Exaggerations make CA drought seem worse than it is
Faced with fears of a permanent climate crisis, commentators monitoring California’s drought have been inadvertently led to spread erroneous claims about its severity. Although the state’s thirst for water has reached crisis levels, careful observers have made some gains in pointing out some of the most apocalyptic recent warnings were overblown.
The Golden State drought became an issue of national concern this past year as it drew in federal legislators and national policy activists. For many Californians, drought has been a fact of life for decades.
And for the state’s elected officials, water policy has been one of the few areas of reliable bipartisanship. As CalWatchdog.com recently noted, Gov. Jerry Brown went out of his way to ensure his latest pledge of water relief enjoyed support from prominent Republicans as well as Democrats — although it meant enduring strong criticism from those to his left.
With attention to gain through sensational news reports, media outlets often have been pulled in the direction of activist environmentalist perspectives. For now, however, a fragile cooperative balance has prevailed in Sacramento.
False warnings
Analysts and policymakers have built steadily on a broad understanding that California’s water reserves have fallen to historic lows. But in an effort to raise the alarm, a NASA water scientist with a professorship at the University of California, Irvine touched off nationwide concern that California would run out of water entirely in just one year.
Although Jay Famiglietti actually warned in a Los Angeles Times opinion piece that California has about one year’s worth of water stored in its reservoirs, the Times triggered a wave of dismayed coverage by sensationalizing the editorial’s headline.
“California Has About One Year Of Water Left,” it read. “Will You Ration Now?”
“A previous version of this article’s headline,” as a subsequent Times correction ran, “left the impression that California has only one year of water left.”
The corrected version, currently online, now reads, “California has about one year of water stored. Will you ration now?”
“Famiglietti said it gave some the false impression that California is at risk of exhausting its water supplies,” the Times later reported of the original headline. “The satellite data he cited, which measure a wide variety of water resources, show ‘we are way worse off this year than last year,’ he said. ‘But we’re not going to run out of water in 2016,’ because decades worth of groundwater remain.”
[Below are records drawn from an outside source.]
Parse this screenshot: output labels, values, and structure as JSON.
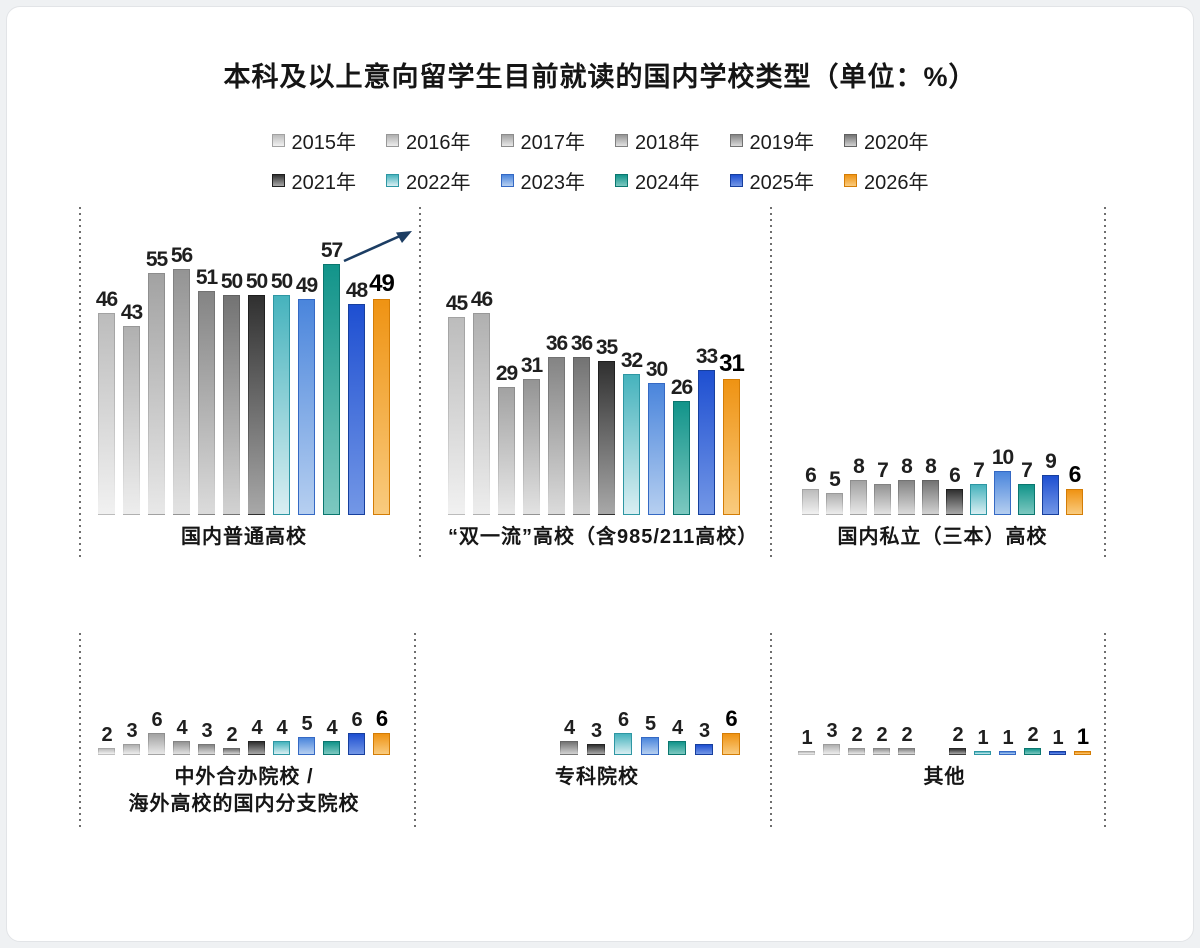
{
  "title": "本科及以上意向留学生目前就读的国内学校类型（单位：%）",
  "legend": {
    "items": [
      {
        "label": "2015年",
        "top": "#bcbcbc",
        "bottom": "#f1f1f1",
        "border": "#a2a2a2",
        "fade": true
      },
      {
        "label": "2016年",
        "top": "#b0b0b0",
        "bottom": "#ededed",
        "border": "#989898",
        "fade": true
      },
      {
        "label": "2017年",
        "top": "#a2a2a2",
        "bottom": "#e8e8e8",
        "border": "#8c8c8c",
        "fade": true
      },
      {
        "label": "2018年",
        "top": "#949494",
        "bottom": "#e2e2e2",
        "border": "#808080",
        "fade": true
      },
      {
        "label": "2019年",
        "top": "#848484",
        "bottom": "#dbdbdb",
        "border": "#727272",
        "fade": true
      },
      {
        "label": "2020年",
        "top": "#737373",
        "bottom": "#d2d2d2",
        "border": "#616161",
        "fade": true
      },
      {
        "label": "2021年",
        "top": "#303030",
        "bottom": "#a8a8a8",
        "border": "#1e1e1e",
        "fade": true
      },
      {
        "label": "2022年",
        "top": "#46b3bd",
        "bottom": "#d9eef2",
        "border": "#2e97a3",
        "fade": false
      },
      {
        "label": "2023年",
        "top": "#4a85dc",
        "bottom": "#b6cff0",
        "border": "#3569c4",
        "fade": false
      },
      {
        "label": "2024年",
        "top": "#12948a",
        "bottom": "#7cc8c0",
        "border": "#0b776f",
        "fade": false
      },
      {
        "label": "2025年",
        "top": "#1e4fd1",
        "bottom": "#7397e6",
        "border": "#173f9e",
        "fade": false
      },
      {
        "label": "2026年",
        "top": "#ef9313",
        "bottom": "#f9cb7e",
        "border": "#d47d06",
        "fade": false
      }
    ]
  },
  "chart_data": {
    "type": "bar",
    "unit": "%",
    "title": "本科及以上意向留学生目前就读的国内学校类型（单位：%）",
    "axes": "none",
    "legend_position": "top",
    "years": [
      "2015年",
      "2016年",
      "2017年",
      "2018年",
      "2019年",
      "2020年",
      "2021年",
      "2022年",
      "2023年",
      "2024年",
      "2025年",
      "2026年"
    ],
    "groups": [
      {
        "name": "domestic-regular",
        "caption_lines": [
          "国内普通高校"
        ],
        "categories": [
          "2015年",
          "2016年",
          "2017年",
          "2018年",
          "2019年",
          "2020年",
          "2021年",
          "2022年",
          "2023年",
          "2024年",
          "2025年",
          "2026年"
        ],
        "values": [
          46,
          43,
          55,
          56,
          51,
          50,
          50,
          50,
          49,
          57,
          48,
          49
        ],
        "annotation": "trend-arrow-up"
      },
      {
        "name": "double-first-class",
        "caption_lines": [
          "“双一流”高校（含985/211高校）"
        ],
        "categories": [
          "2015年",
          "2016年",
          "2017年",
          "2018年",
          "2019年",
          "2020年",
          "2021年",
          "2022年",
          "2023年",
          "2024年",
          "2025年",
          "2026年"
        ],
        "values": [
          45,
          46,
          29,
          31,
          36,
          36,
          35,
          32,
          30,
          26,
          33,
          31
        ]
      },
      {
        "name": "private-sanben",
        "caption_lines": [
          "国内私立（三本）高校"
        ],
        "categories": [
          "2015年",
          "2016年",
          "2017年",
          "2018年",
          "2019年",
          "2020年",
          "2021年",
          "2022年",
          "2023年",
          "2024年",
          "2025年",
          "2026年"
        ],
        "values": [
          6,
          5,
          8,
          7,
          8,
          8,
          6,
          7,
          10,
          7,
          9,
          6
        ]
      },
      {
        "name": "sino-foreign",
        "caption_lines": [
          "中外合办院校 /",
          "海外高校的国内分支院校"
        ],
        "categories": [
          "2015年",
          "2016年",
          "2017年",
          "2018年",
          "2019年",
          "2020年",
          "2021年",
          "2022年",
          "2023年",
          "2024年",
          "2025年",
          "2026年"
        ],
        "values": [
          2,
          3,
          6,
          4,
          3,
          2,
          4,
          4,
          5,
          4,
          6,
          6
        ]
      },
      {
        "name": "vocational",
        "caption_lines": [
          "专科院校"
        ],
        "categories": [
          "2020年",
          "2021年",
          "2022年",
          "2023年",
          "2024年",
          "2025年",
          "2026年"
        ],
        "values": [
          4,
          3,
          6,
          5,
          4,
          3,
          6
        ]
      },
      {
        "name": "other",
        "caption_lines": [
          "其他"
        ],
        "categories": [
          "2015年",
          "2016年",
          "2017年",
          "2018年",
          "2019年",
          "2021年",
          "2022年",
          "2023年",
          "2024年",
          "2025年",
          "2026年"
        ],
        "values": [
          1,
          3,
          2,
          2,
          2,
          2,
          1,
          1,
          2,
          1,
          1
        ]
      }
    ]
  }
}
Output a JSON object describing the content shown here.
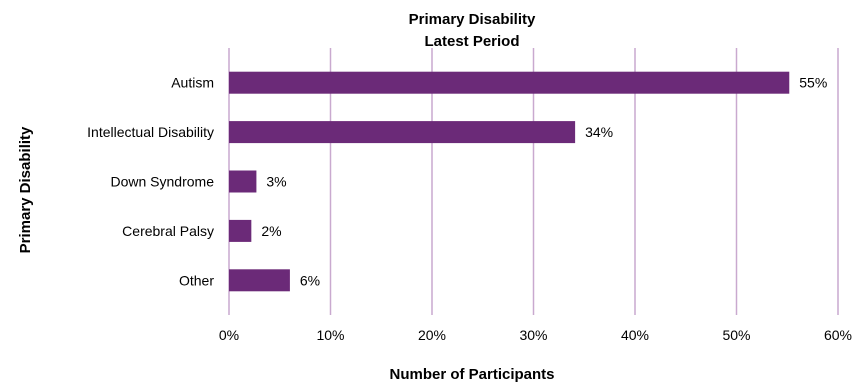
{
  "chart_data": {
    "type": "bar",
    "orientation": "horizontal",
    "title": "Primary Disability",
    "subtitle": "Latest Period",
    "xlabel": "Number of Participants",
    "ylabel": "Primary Disability",
    "categories": [
      "Autism",
      "Intellectual Disability",
      "Down Syndrome",
      "Cerebral Palsy",
      "Other"
    ],
    "values": [
      55,
      34,
      3,
      2,
      6
    ],
    "value_display": [
      55.2,
      34.1,
      2.7,
      2.2,
      6.0
    ],
    "data_labels": [
      "55%",
      "34%",
      "3%",
      "2%",
      "6%"
    ],
    "xlim": [
      0,
      60
    ],
    "x_ticks": [
      0,
      10,
      20,
      30,
      40,
      50,
      60
    ],
    "x_tick_labels": [
      "0%",
      "10%",
      "20%",
      "30%",
      "40%",
      "50%",
      "60%"
    ],
    "grid": true,
    "legend": "none",
    "colors": {
      "bar": "#6b2a78",
      "gridline": "#c9a9cf"
    }
  }
}
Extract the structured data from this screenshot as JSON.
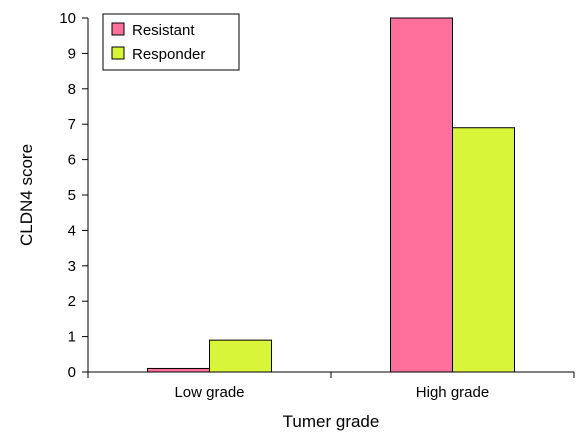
{
  "chart_data": {
    "type": "bar",
    "categories": [
      "Low grade",
      "High grade"
    ],
    "series": [
      {
        "name": "Resistant",
        "values": [
          0.1,
          10
        ],
        "color": "#ff6f9c"
      },
      {
        "name": "Responder",
        "values": [
          0.9,
          6.9
        ],
        "color": "#d9f53a"
      }
    ],
    "xlabel": "Tumer grade",
    "ylabel": "CLDN4 score",
    "ylim": [
      0,
      10
    ],
    "yticks": [
      "0",
      "1",
      "2",
      "3",
      "4",
      "5",
      "6",
      "7",
      "8",
      "9",
      "10"
    ],
    "grid": false,
    "legend_position": "top-left"
  }
}
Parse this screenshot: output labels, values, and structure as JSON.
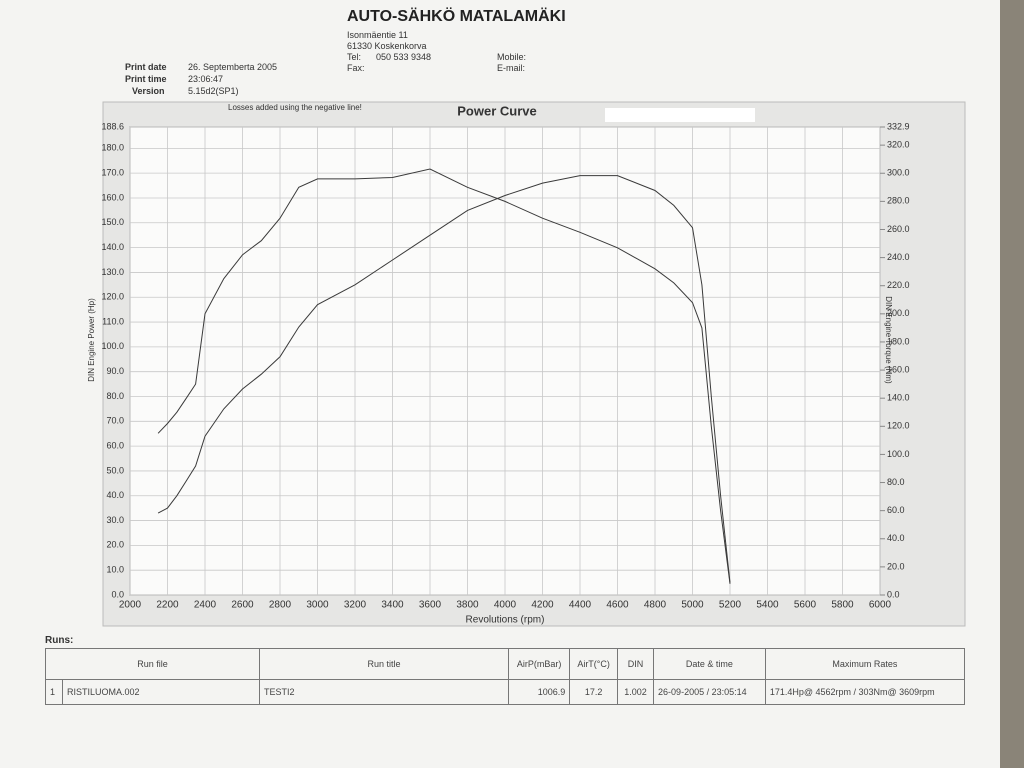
{
  "header": {
    "company": "AUTO-SÄHKÖ MATALAMÄKI",
    "address": "Isonmäentie 11",
    "city": "61330 Koskenkorva",
    "tel_label": "Tel:",
    "tel": "050 533 9348",
    "fax_label": "Fax:",
    "mobile_label": "Mobile:",
    "email_label": "E-mail:"
  },
  "print_info": [
    {
      "label": "Print date",
      "value": "26. Septemberta 2005"
    },
    {
      "label": "Print time",
      "value": "23:06:47"
    },
    {
      "label": "Version",
      "value": "5.15d2(SP1)"
    }
  ],
  "chart_data": {
    "type": "line",
    "title": "Power Curve",
    "note": "Losses added using the negative line!",
    "x_label": "Revolutions (rpm)",
    "y_label": "DIN Engine Power (Hp)",
    "y2_label": "DIN Engine Torque (Nm)",
    "x": [
      2150,
      2200,
      2250,
      2300,
      2350,
      2400,
      2500,
      2600,
      2700,
      2800,
      2900,
      3000,
      3200,
      3400,
      3600,
      3800,
      4000,
      4200,
      4400,
      4600,
      4800,
      4900,
      5000,
      5050,
      5100,
      5150,
      5200
    ],
    "series": [
      {
        "color": "#3a3a3a",
        "values": [
          33,
          35,
          40,
          46,
          52,
          64,
          75,
          83,
          89,
          96,
          108,
          117,
          125,
          135,
          145,
          155,
          161,
          166,
          169,
          169,
          163,
          157,
          148,
          125,
          80,
          40,
          5
        ]
      },
      {
        "color": "#3a3a3a",
        "axis": "y2",
        "values": [
          115,
          122,
          130,
          140,
          150,
          200,
          225,
          242,
          252,
          268,
          290,
          296,
          296,
          297,
          303,
          290,
          280,
          268,
          258,
          247,
          232,
          222,
          208,
          190,
          120,
          60,
          8
        ]
      }
    ],
    "xlim": [
      2000,
      6000
    ],
    "xticks": [
      2000,
      2200,
      2400,
      2600,
      2800,
      3000,
      3200,
      3400,
      3600,
      3800,
      4000,
      4200,
      4400,
      4600,
      4800,
      5000,
      5200,
      5400,
      5600,
      5800,
      6000
    ],
    "ylim": [
      0,
      188.6
    ],
    "yticks": [
      {
        "value": 0,
        "label": "0.0"
      },
      {
        "value": 10,
        "label": "10.0"
      },
      {
        "value": 20,
        "label": "20.0"
      },
      {
        "value": 30,
        "label": "30.0"
      },
      {
        "value": 40,
        "label": "40.0"
      },
      {
        "value": 50,
        "label": "50.0"
      },
      {
        "value": 60,
        "label": "60.0"
      },
      {
        "value": 70,
        "label": "70.0"
      },
      {
        "value": 80,
        "label": "80.0"
      },
      {
        "value": 90,
        "label": "90.0"
      },
      {
        "value": 100,
        "label": "100.0"
      },
      {
        "value": 110,
        "label": "110.0"
      },
      {
        "value": 120,
        "label": "120.0"
      },
      {
        "value": 130,
        "label": "130.0"
      },
      {
        "value": 140,
        "label": "140.0"
      },
      {
        "value": 150,
        "label": "150.0"
      },
      {
        "value": 160,
        "label": "160.0"
      },
      {
        "value": 170,
        "label": "170.0"
      },
      {
        "value": 180,
        "label": "180.0"
      },
      188.6
    ],
    "y2lim": [
      0,
      332.9
    ],
    "y2ticks": [
      {
        "value": 0,
        "label": "0.0"
      },
      {
        "value": 20,
        "label": "20.0"
      },
      {
        "value": 40,
        "label": "40.0"
      },
      {
        "value": 60,
        "label": "60.0"
      },
      {
        "value": 80,
        "label": "80.0"
      },
      {
        "value": 100,
        "label": "100.0"
      },
      {
        "value": 120,
        "label": "120.0"
      },
      {
        "value": 140,
        "label": "140.0"
      },
      {
        "value": 160,
        "label": "160.0"
      },
      {
        "value": 180,
        "label": "180.0"
      },
      {
        "value": 200,
        "label": "200.0"
      },
      {
        "value": 220,
        "label": "220.0"
      },
      {
        "value": 240,
        "label": "240.0"
      },
      {
        "value": 260,
        "label": "260.0"
      },
      {
        "value": 280,
        "label": "280.0"
      },
      {
        "value": 300,
        "label": "300.0"
      },
      {
        "value": 320,
        "label": "320.0"
      },
      332.9
    ],
    "grid": true
  },
  "runs": {
    "label": "Runs:",
    "headers": [
      "Run file",
      "Run title",
      "AirP(mBar)",
      "AirT(°C)",
      "DIN",
      "Date & time",
      "Maximum Rates"
    ],
    "rows": [
      [
        "1",
        "RISTILUOMA.002",
        "TESTI2",
        "1006.9",
        "17.2",
        "1.002",
        "26-09-2005 / 23:05:14",
        "171.4Hp@ 4562rpm / 303Nm@ 3609rpm"
      ]
    ]
  }
}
The correction did not erase the many stories it inspired from the internet. News outlets from MSNBC to Fox News picked up on the one-year claim, and have yet to pull their stories. Wired, which did try to fact-check the apparent claim, wound up arguing that California faced more like three years until it went dry.
Legislating morality?
Although the truth has pointed in a different direction, the flurry of misleading reports helped reinforce the notion that only draconian measures could save California:
- As far away as Great Britain, the claim surfaced in the Daily Mail that the drought had turned parts of California into “an environmental time bomb.”
- According to KRCR News in Redding, Californians discovered the drought was driving up the flea population.
- The Washington Post reported on California’s rough ski season.
- The relatively snowless slopes also imperiled California’s efforts toward hydroelectric power, as the Christian Science Monitor reported.
The drumbeat of stories created the impression of a state on the brink of an economically harmful transformation.
Already, an expert consensus has formed strongly around the need for increased conservation. “Although scientists seem to have differing opinions on exactly how much water remains available for California, they all agree that the state’s citizens need to step up conservation efforts to keep the dwindling supply available,” Weather.com observed.
But officials and scientists have also agreed that a full-blown catastrophe was not around the corner.
Still, Brown recently chose to speak out with vitriol against Republicans he characterized as in denial about climate change. But his use of terms like “immoral” to describe opponents of carbon emissions regulation created a controversy of its own, as some warned that a conservationist consensus would be harder to forge if skeptics believed they were seen as evil.